Pour rendre comparables entre elles les diverses sociétés du Nouveau monde, Bouchard conceptualise deux idéaux-types (ou mieux, dit-il, un continuum) caractérisant les deux formes extrêmes du rapport à soi qu’une collectivité neuve serait susceptible de développer – celle de la reproduction à l’identique avec sa mère patrie – schéma de la continuité, et celle de la reproduction dans la différence – schéma de la rupture. Deux catégories de faits sont ensuite prises en compte pour situer une collectivité donnée sur ce curseur : son itinéraire plus strictement politique (la séquence des événements qui en ont fait, ou non, une entité politique autonome, indépendante de l’empire, ou la mère patrie, qui l’a fait naître) ; et les pratiques discursives participant à la création de son imaginaire collectif (principalement l’historiographie, la littérature et les arts, mais aussi la science et la religion). C’est dire qu’ici et là, on reconnaît l’influence de Fernand Dumont, notamment sa notion de « référence », bien que le terme lui-même ne soit pas véritablement employé et surtout, que « l’élève » se soit éloigné en bien d’autres points de son « maître ».
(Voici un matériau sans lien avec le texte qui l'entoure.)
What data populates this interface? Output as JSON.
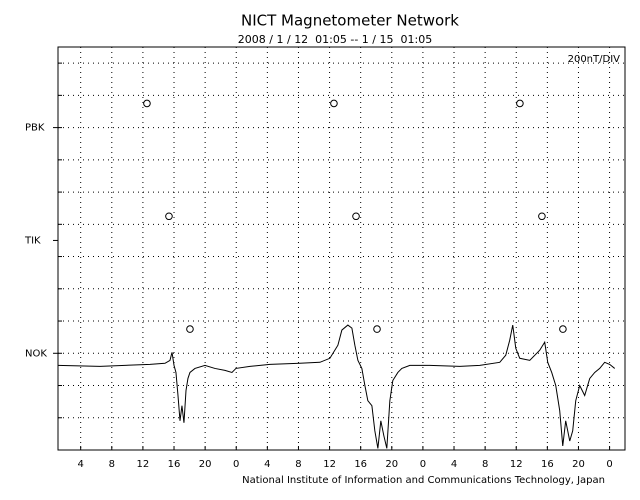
{
  "chart_data": {
    "type": "line",
    "title": "NICT Magnetometer Network",
    "subtitle": "2008 / 1 / 12  01:05 -- 1 / 15  01:05",
    "scale_label": "200nT/DIV",
    "footer": "National Institute of Information and Communications Technology, Japan",
    "xlim": [
      1.0833,
      73.0833
    ],
    "xticks": [
      4,
      8,
      12,
      16,
      20,
      {
        "value": 24,
        "label": "0"
      },
      {
        "value": 28,
        "label": "4"
      },
      {
        "value": 32,
        "label": "8"
      },
      {
        "value": 36,
        "label": "12"
      },
      {
        "value": 40,
        "label": "16"
      },
      {
        "value": 44,
        "label": "20"
      },
      {
        "value": 48,
        "label": "0"
      },
      {
        "value": 52,
        "label": "4"
      },
      {
        "value": 56,
        "label": "8"
      },
      {
        "value": 60,
        "label": "12"
      },
      {
        "value": 64,
        "label": "16"
      },
      {
        "value": 68,
        "label": "20"
      },
      {
        "value": 72,
        "label": "0"
      }
    ],
    "ylim": [
      -600,
      1900
    ],
    "yticks": [
      {
        "value": 0,
        "label": "NOK"
      },
      {
        "value": 700,
        "label": "TIK"
      },
      {
        "value": 1400,
        "label": "PBK"
      }
    ],
    "ygrid": [
      -400,
      -200,
      0,
      200,
      400,
      600,
      800,
      1000,
      1200,
      1400,
      1600,
      1800
    ],
    "grid": true,
    "series": [
      {
        "color": "#000000",
        "x": [
          1.08,
          6.48,
          9.69,
          12.91,
          14.84,
          15.48,
          15.74,
          16.0,
          16.25,
          16.51,
          16.77,
          17.02,
          17.28,
          17.54,
          17.79,
          18.05,
          18.69,
          19.98,
          21.26,
          22.55,
          23.45,
          23.96,
          25.76,
          28.33,
          32.19,
          34.76,
          36.04,
          37.07,
          37.58,
          38.35,
          38.87,
          39.25,
          39.64,
          40.15,
          40.54,
          40.92,
          41.44,
          41.82,
          42.21,
          42.59,
          42.98,
          43.36,
          43.75,
          44.13,
          44.78,
          45.29,
          46.32,
          48.89,
          52.74,
          55.31,
          57.88,
          58.65,
          59.16,
          59.55,
          59.94,
          60.45,
          61.74,
          63.02,
          63.66,
          64.05,
          64.56,
          65.08,
          65.59,
          65.98,
          66.36,
          66.88,
          67.26,
          67.65,
          68.16,
          68.8,
          69.45,
          70.09,
          70.73,
          71.37,
          72.02,
          72.66
        ],
        "values": [
          -75,
          -81,
          -75,
          -69,
          -62,
          -44,
          6,
          -75,
          -119,
          -262,
          -419,
          -325,
          -431,
          -231,
          -156,
          -119,
          -94,
          -75,
          -94,
          -106,
          -119,
          -94,
          -81,
          -69,
          -62,
          -56,
          -31,
          50,
          144,
          175,
          156,
          50,
          -44,
          -94,
          -200,
          -294,
          -325,
          -481,
          -590,
          -419,
          -512,
          -590,
          -294,
          -169,
          -119,
          -94,
          -75,
          -75,
          -81,
          -75,
          -56,
          -12,
          81,
          175,
          31,
          -31,
          -44,
          19,
          69,
          -56,
          -119,
          -200,
          -356,
          -575,
          -419,
          -544,
          -481,
          -294,
          -200,
          -262,
          -156,
          -119,
          -94,
          -56,
          -69,
          -94
        ]
      }
    ],
    "markers": {
      "x": [
        12.52,
        15.35,
        18.05,
        36.56,
        39.4,
        42.1,
        60.47,
        63.3,
        66.0
      ],
      "y": [
        1550,
        850,
        150,
        1550,
        850,
        150,
        1550,
        850,
        150
      ]
    }
  }
}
Sur le plan de sa structure, l’ouvrage se divise en sept chapitres. Les deux premiers précisent la perspective d’ensemble avec ses concomitants et ses postulats. Ils sont suivis d’un long chapitre sur l’itinéraire du Québec, de la fondation de la Nouvelle-France à nos jours (chapitre III). Défilent ensuite, en survol, les itinéraires d’autres collectivités neuves : Mexique et Amérique latine (chapitre IV), Australie (chapitre V), Canada, Nouvelle-Zélande et États-Unis (chapitre VI). Enfin, le dernier chapitre offre une première approximation de la deuxième étape du chantier évoqué plus haut, c’est-à-dire un essai de modélisation des itinéraires parcourus par les unes et les autres. Avec la conclusion, ce chapitre annonce ce qui sera sans doute le prochain livre de Bouchard, étape ultime de son programme, présentant les mécanismes « objectifs » qui conduisent une collectivité à se forger une identité qui ne serait fondée que sur sa propre donne, ou sur des données empiriques qui n’appartiendraient qu’à elle. Avant de revenir et de nous interroger sur les prémisses de l’entreprise et sa méthode, voyons d’abord la substance de cette première livraison.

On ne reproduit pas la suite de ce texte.